The present invention relates to a photographing mode display switching circuit for a camera in which mechanical switches operating in association with the shutter dial, the apperture ring and the shutter speed setting push bottom are operated to select among various photographing mode displays.
In general, the states of use of the electronic circuitry in a camera can be divided into a photometric state and a control state. The term "photometric state" as used herein is intended to mean a state in which photometric parameters, such as the viewed object's brightness, film sensitivity, aperture value and shutter speed, are calculated with the photometric switch closed. The term "control state" as used here is intended to mean a state in which the aperture or the shutter is controlled during the release operation.
Recently, electronic circuitry for cameras has been remarkably digitized. The clock pulse generating source for such circuitry employs a crystal. However, because considerable time is required for the oscillation of a crystal to stabilize, the oscillation circuit must be in operation at all times. The amount of current required by the circuit in the standby state is generally on the order of several microamperes.
The conventional electronic circuit for a camera is constructed as shown in FIGS. 1 and 2. In FIG. 1, reference character E designates a battery for supplying current to a first circuit block A. A clock pulse generating crystal CR is connected to the first circuit block A. The first circuit block A has connected thereto a plurality of mechanical switches S.sub.1, S.sub.2, . . . and S.sub.n on its input side, each having one terminal connected to ground, and an extremely low power consumption type display element, which may for instance be a liquid crystal display element. The battery is connected through a photometric switch MS to a second circuit block B. The first and second circuit blocks A and B are connected together through signal lines DB-A and DB-B. Signals from the first circuit block A are transmitted to the second circuit block B through the signal line DB-A. Signals from the second circuit block B are transmitted through the signal line DB-B to the first circuit block A.
The first circuit block A is employed to monitor the states of the mechanical switches S.sub.1 through S.sub.n and to display the monitored states on the display element DP. The mechanical switches S.sub.1 through S.sub.n are operated in association with the operations of the shutter dial, the aperture ring, a push button used for setting the shutter speed, etc. The states of the switches S.sub.1 through S.sub.n select among various photographing modes, such as a shutter priority mode, an aperture priority mode and a manual mode, and an indication of the selected mode is displayed on the display element DP at all times. If a mechanical switch is provided which is operated in association with the shutter speed setting push button, when selecting the shutter priority mode or the manual priority mode, the photographer can set the shutter speed while observing the display element DP with the photometric switch MS maintained open.
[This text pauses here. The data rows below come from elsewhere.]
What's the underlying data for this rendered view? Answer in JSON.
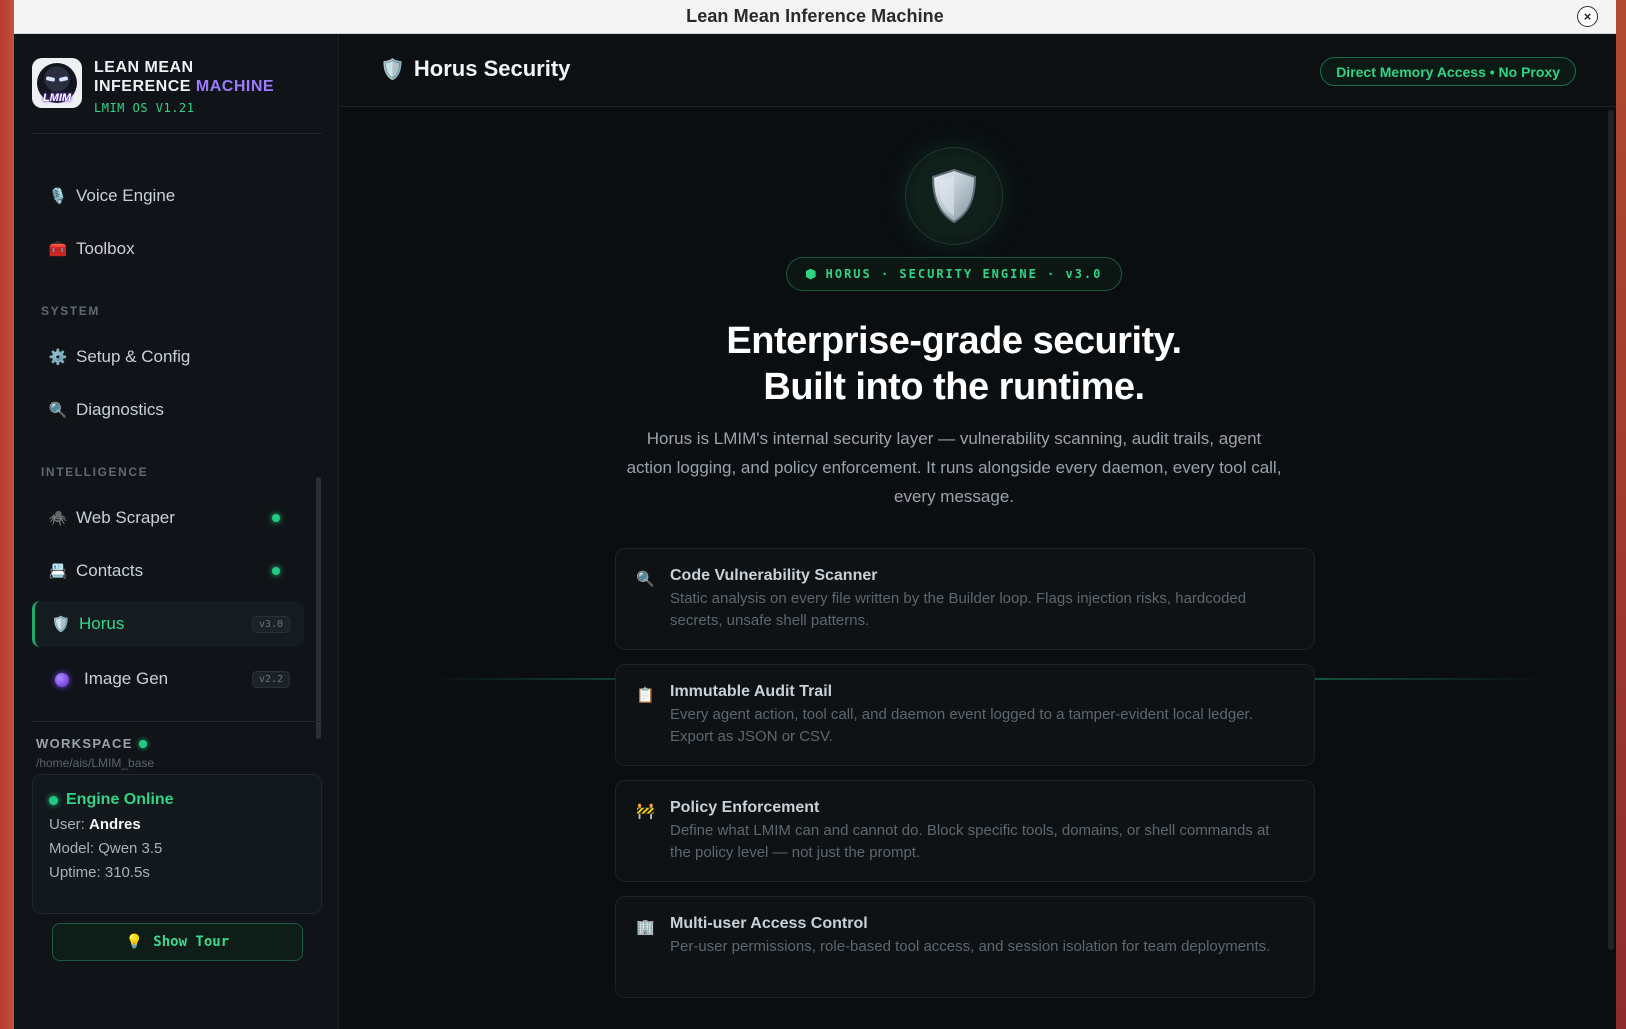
{
  "window": {
    "title": "Lean Mean Inference Machine",
    "close_glyph": "×"
  },
  "brand": {
    "logo_text": "LMIM",
    "line1": "LEAN MEAN",
    "line2_main": "INFERENCE",
    "line2_accent": "MACHINE",
    "version": "LMIM OS V1.21",
    "accent_color": "#9b7bff"
  },
  "sidebar": {
    "items_top": [
      {
        "label": "Voice Engine",
        "icon": "🎙️",
        "icon_name": "microphone-icon"
      },
      {
        "label": "Toolbox",
        "icon": "🧰",
        "icon_name": "toolbox-icon"
      }
    ],
    "system_label": "SYSTEM",
    "system_items": [
      {
        "label": "Setup & Config",
        "icon": "⚙️",
        "icon_name": "gear-icon"
      },
      {
        "label": "Diagnostics",
        "icon": "🔍",
        "icon_name": "magnifier-icon"
      }
    ],
    "intelligence_label": "INTELLIGENCE",
    "intelligence_items": [
      {
        "label": "Web Scraper",
        "icon": "🕷️",
        "icon_name": "spider-icon",
        "status": "online"
      },
      {
        "label": "Contacts",
        "icon": "📇",
        "icon_name": "contacts-icon",
        "status": "online"
      },
      {
        "label": "Horus",
        "icon": "🛡️",
        "icon_name": "shield-icon",
        "tag": "v3.0",
        "active": true
      },
      {
        "label": "Image Gen",
        "icon": "🟣",
        "icon_name": "purple-orb-icon",
        "tag": "v2.2"
      }
    ]
  },
  "workspace": {
    "label": "WORKSPACE",
    "path": "/home/ais/LMIM_base",
    "status": "Engine Online",
    "user_label": "User:",
    "user": "Andres",
    "model": "Model: Qwen 3.5",
    "uptime": "Uptime: 310.5s",
    "tour_icon": "💡",
    "tour_label": "Show Tour"
  },
  "header": {
    "title": "Horus Security",
    "title_icon": "🛡️",
    "badge": "Direct Memory Access • No Proxy"
  },
  "hero": {
    "pill": "HORUS · SECURITY ENGINE · v3.0",
    "headline_1": "Enterprise-grade security.",
    "headline_2": "Built into the runtime.",
    "lede": "Horus is LMIM's internal security layer — vulnerability scanning, audit trails, agent action logging, and policy enforcement. It runs alongside every daemon, every tool call, every message."
  },
  "features": [
    {
      "icon": "🔍",
      "icon_name": "magnifier-icon",
      "title": "Code Vulnerability Scanner",
      "desc": "Static analysis on every file written by the Builder loop. Flags injection risks, hardcoded secrets, unsafe shell patterns."
    },
    {
      "icon": "📋",
      "icon_name": "clipboard-icon",
      "title": "Immutable Audit Trail",
      "desc": "Every agent action, tool call, and daemon event logged to a tamper-evident local ledger. Export as JSON or CSV."
    },
    {
      "icon": "🚧",
      "icon_name": "barrier-icon",
      "title": "Policy Enforcement",
      "desc": "Define what LMIM can and cannot do. Block specific tools, domains, or shell commands at the policy level — not just the prompt."
    },
    {
      "icon": "🏢",
      "icon_name": "building-icon",
      "title": "Multi-user Access Control",
      "desc": "Per-user permissions, role-based tool access, and session isolation for team deployments."
    }
  ],
  "colors": {
    "accent_green": "#2fd486",
    "background": "#0b0e11"
  }
}
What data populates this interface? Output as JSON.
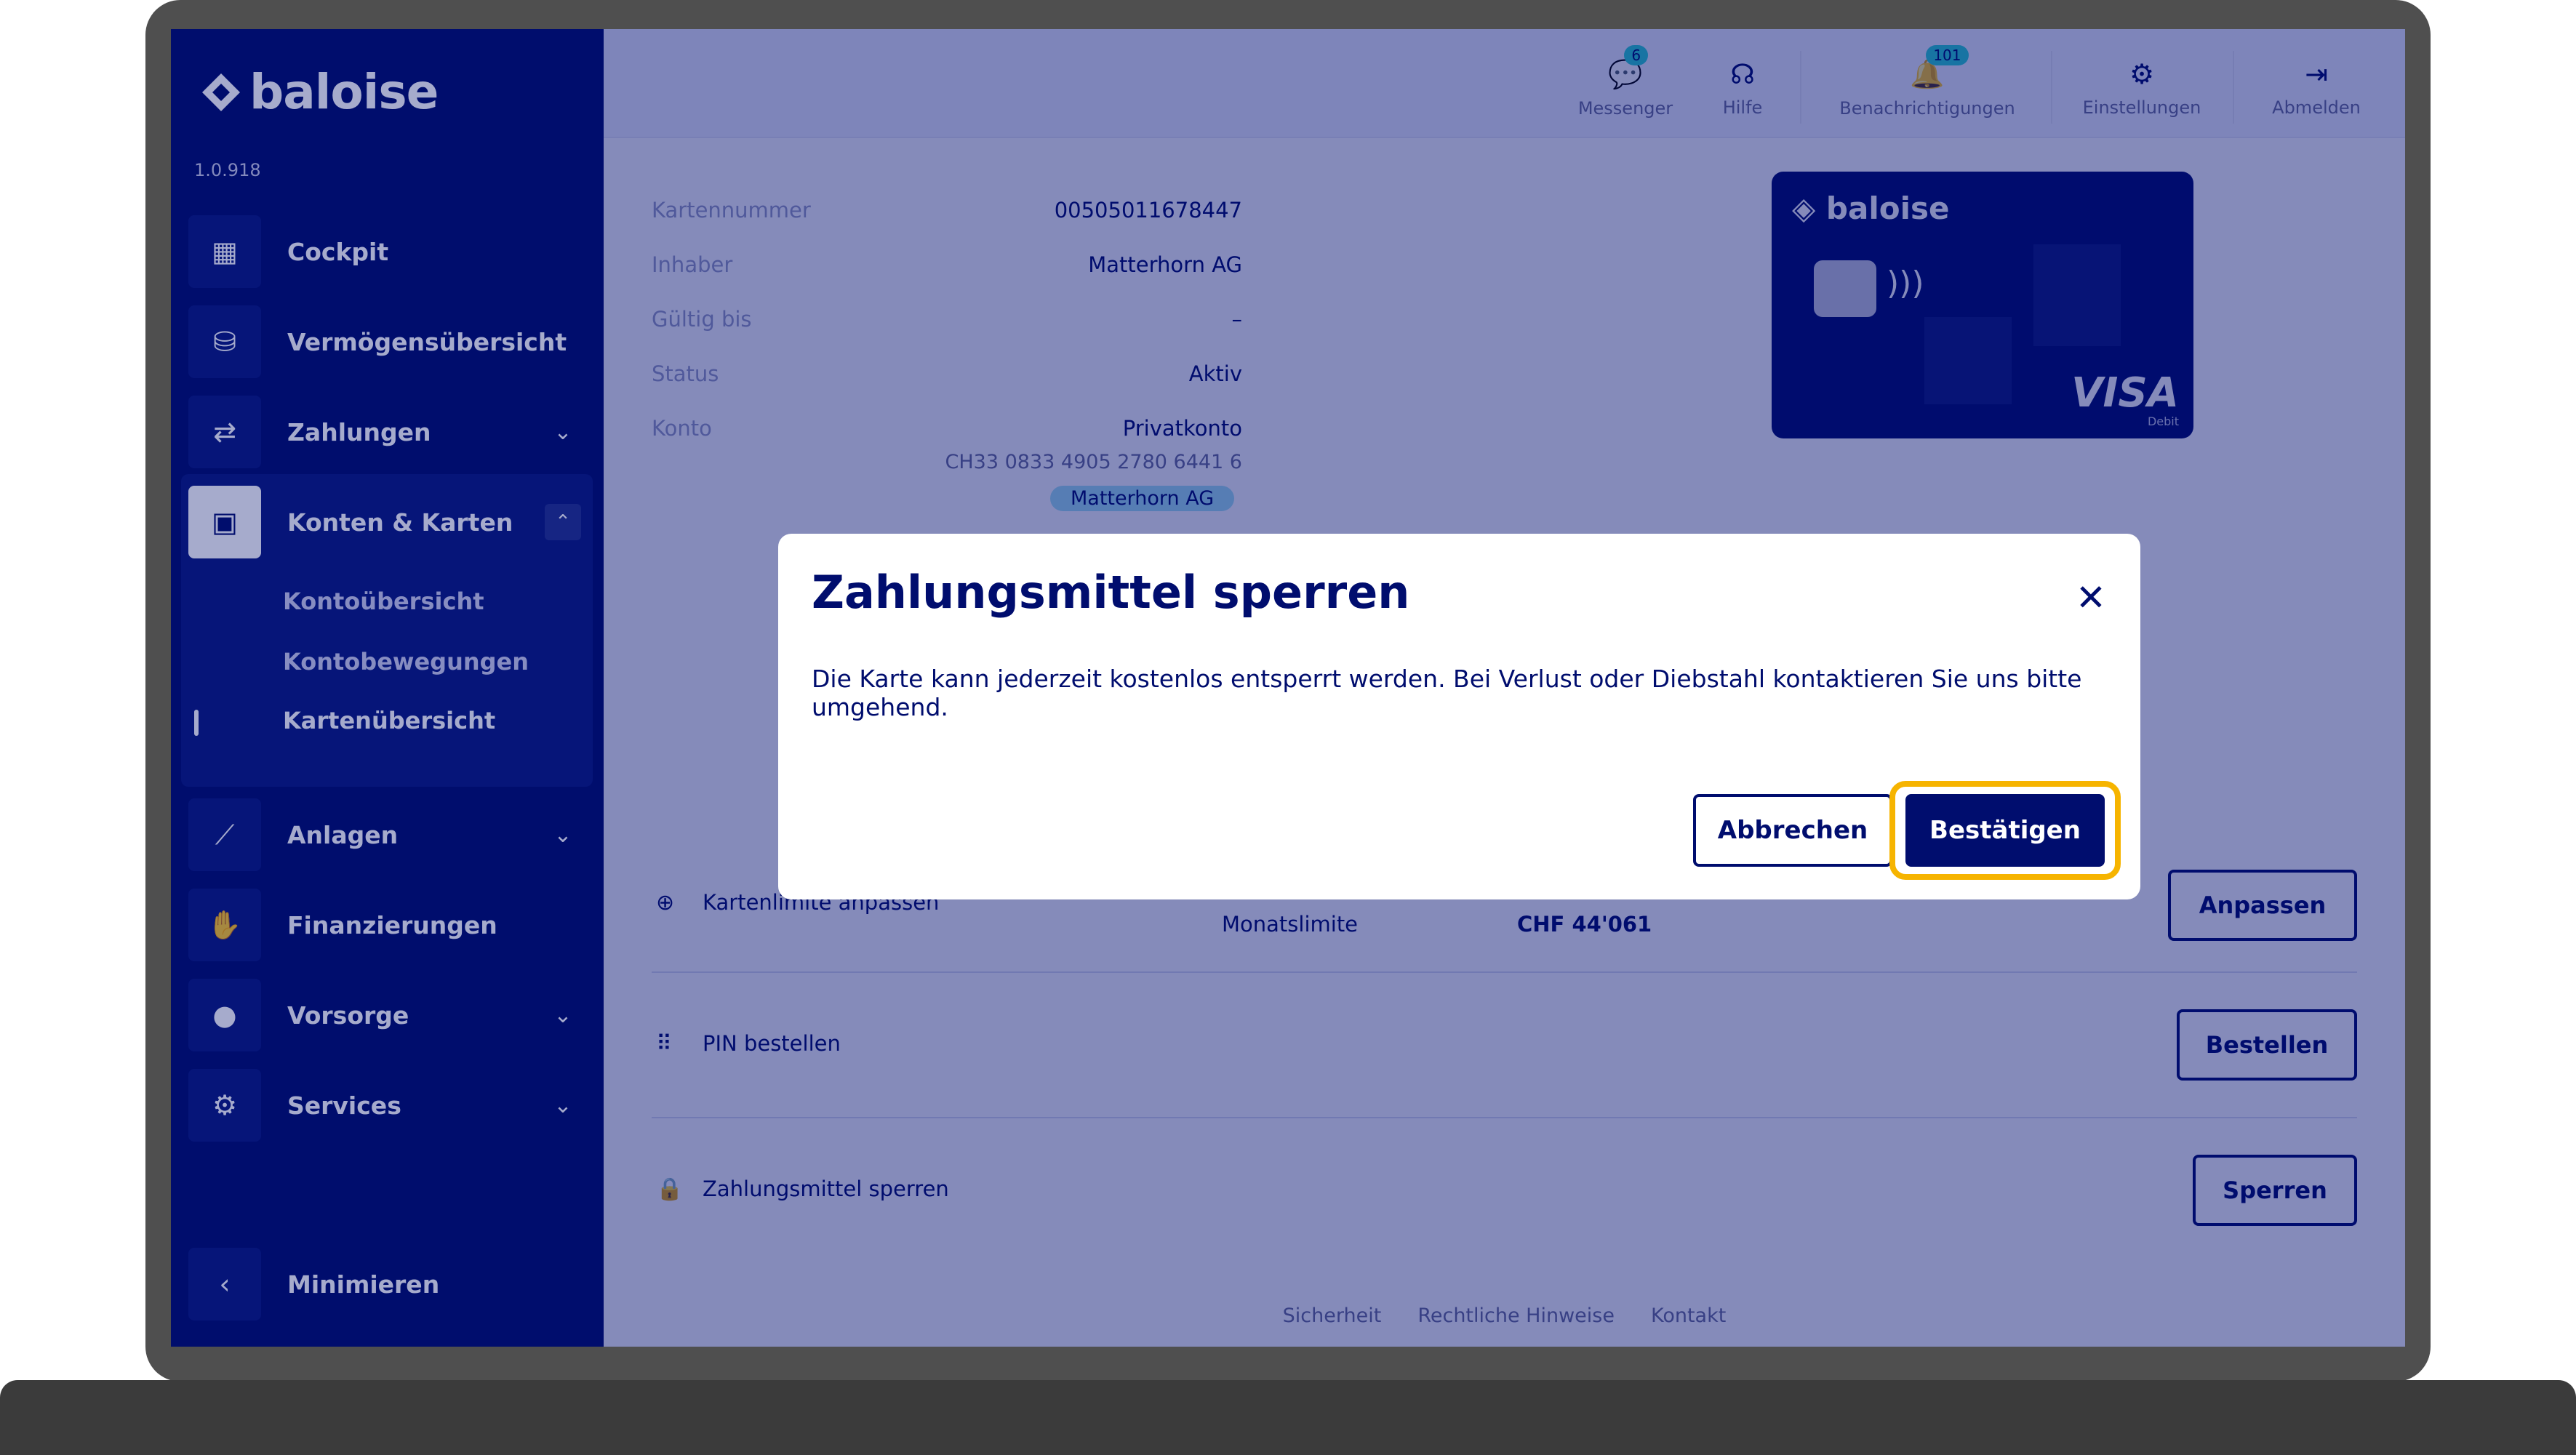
{
  "app": {
    "brand": "baloise",
    "version": "1.0.918"
  },
  "sidebar": {
    "items": [
      {
        "label": "Cockpit",
        "icon": "dashboard-icon"
      },
      {
        "label": "Vermögensübersicht",
        "icon": "coins-icon"
      },
      {
        "label": "Zahlungen",
        "icon": "transfer-icon"
      },
      {
        "label": "Konten & Karten",
        "icon": "wallet-icon"
      },
      {
        "label": "Anlagen",
        "icon": "chart-icon"
      },
      {
        "label": "Finanzierungen",
        "icon": "hand-coin-icon"
      },
      {
        "label": "Vorsorge",
        "icon": "piggy-bank-icon"
      },
      {
        "label": "Services",
        "icon": "gear-icon"
      }
    ],
    "sub_items": [
      "Kontoübersicht",
      "Kontobewegungen",
      "Kartenübersicht"
    ],
    "minimize_label": "Minimieren"
  },
  "topbar": {
    "actions": [
      {
        "label": "Messenger",
        "badge": "6",
        "icon": "chat-icon"
      },
      {
        "label": "Hilfe",
        "icon": "headset-icon"
      },
      {
        "label": "Benachrichtigungen",
        "badge": "101",
        "icon": "bell-icon"
      },
      {
        "label": "Einstellungen",
        "icon": "gear-icon"
      },
      {
        "label": "Abmelden",
        "icon": "logout-icon"
      }
    ]
  },
  "card_info": {
    "rows": [
      {
        "key": "Kartennummer",
        "value": "00505011678447"
      },
      {
        "key": "Inhaber",
        "value": "Matterhorn AG"
      },
      {
        "key": "Gültig bis",
        "value": "–"
      },
      {
        "key": "Status",
        "value": "Aktiv"
      },
      {
        "key": "Konto",
        "value": "Privatkonto"
      }
    ],
    "iban": "CH33 0833 4905 2780 6441 6",
    "tag": "Matterhorn AG"
  },
  "card_visual": {
    "brand": "baloise",
    "network": "VISA",
    "network_sub": "Debit"
  },
  "actions": {
    "limit": {
      "label": "Kartenlimite anpassen",
      "col1": "Monatslimite",
      "col2": "CHF 44'061",
      "button": "Anpassen"
    },
    "pin": {
      "label": "PIN bestellen",
      "button": "Bestellen"
    },
    "block": {
      "label": "Zahlungsmittel sperren",
      "button": "Sperren"
    }
  },
  "footer": {
    "links": [
      "Sicherheit",
      "Rechtliche Hinweise",
      "Kontakt"
    ]
  },
  "modal": {
    "title": "Zahlungsmittel sperren",
    "text": "Die Karte kann jederzeit kostenlos entsperrt werden. Bei Verlust oder Diebstahl kontaktieren Sie uns bitte umgehend.",
    "cancel_label": "Abbrechen",
    "confirm_label": "Bestätigen"
  },
  "colors": {
    "primary": "#000d6e",
    "highlight": "#f6b400",
    "badge": "#2fd3d3"
  }
}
The photographing mode and the setting of the shutter speed are applied from the first circuit block A through the signal line DB-A to the second circuit block B. Upon closure of the photometric switch MS, the second circuit block receives the data from the first circuit block needed to perform the photometric calculations. When necessary, the results of such calculations are applied through the signal line DB-B to the first circuit block A and displayed on the display element DP.
The first circuit block A is shown in FIG. 2 in more detail. The mechanical switches S.sub.1 through S.sub.n are connected in series with resistors r.sub.1 through r.sub.n, respectively, The output signals of the switches at the junction points of the switches and the resistors are applied to a logic operation circuit LC. The series circits of the switches and the resistors are connected between the positive terminal V.sub.DD and the negative terminal GND of the battery E.
A specific example of the conventional circuit will now be discussed. If the voltage of the battery E is 3 V, the number n of mechanical switches is five, and the resistance of each of the resistors r.sub.1 through r.sub.n is 1 megohm, the magnitude of the current flowing in a closed mechanical switch is 3 .mu.A. Accordingly, if all five of the switches are closed, the total of the currents flowing in these switches is 15 .mu.A, a sufficiently high value that the battery will be consumed quite rapidly.
Thus, in the conventional circuit, the life of the battery is unavoidably short, even if the resistances of the resistors r.sub.1 through r.sub.n are set to an unpractical value of the order of several megohms.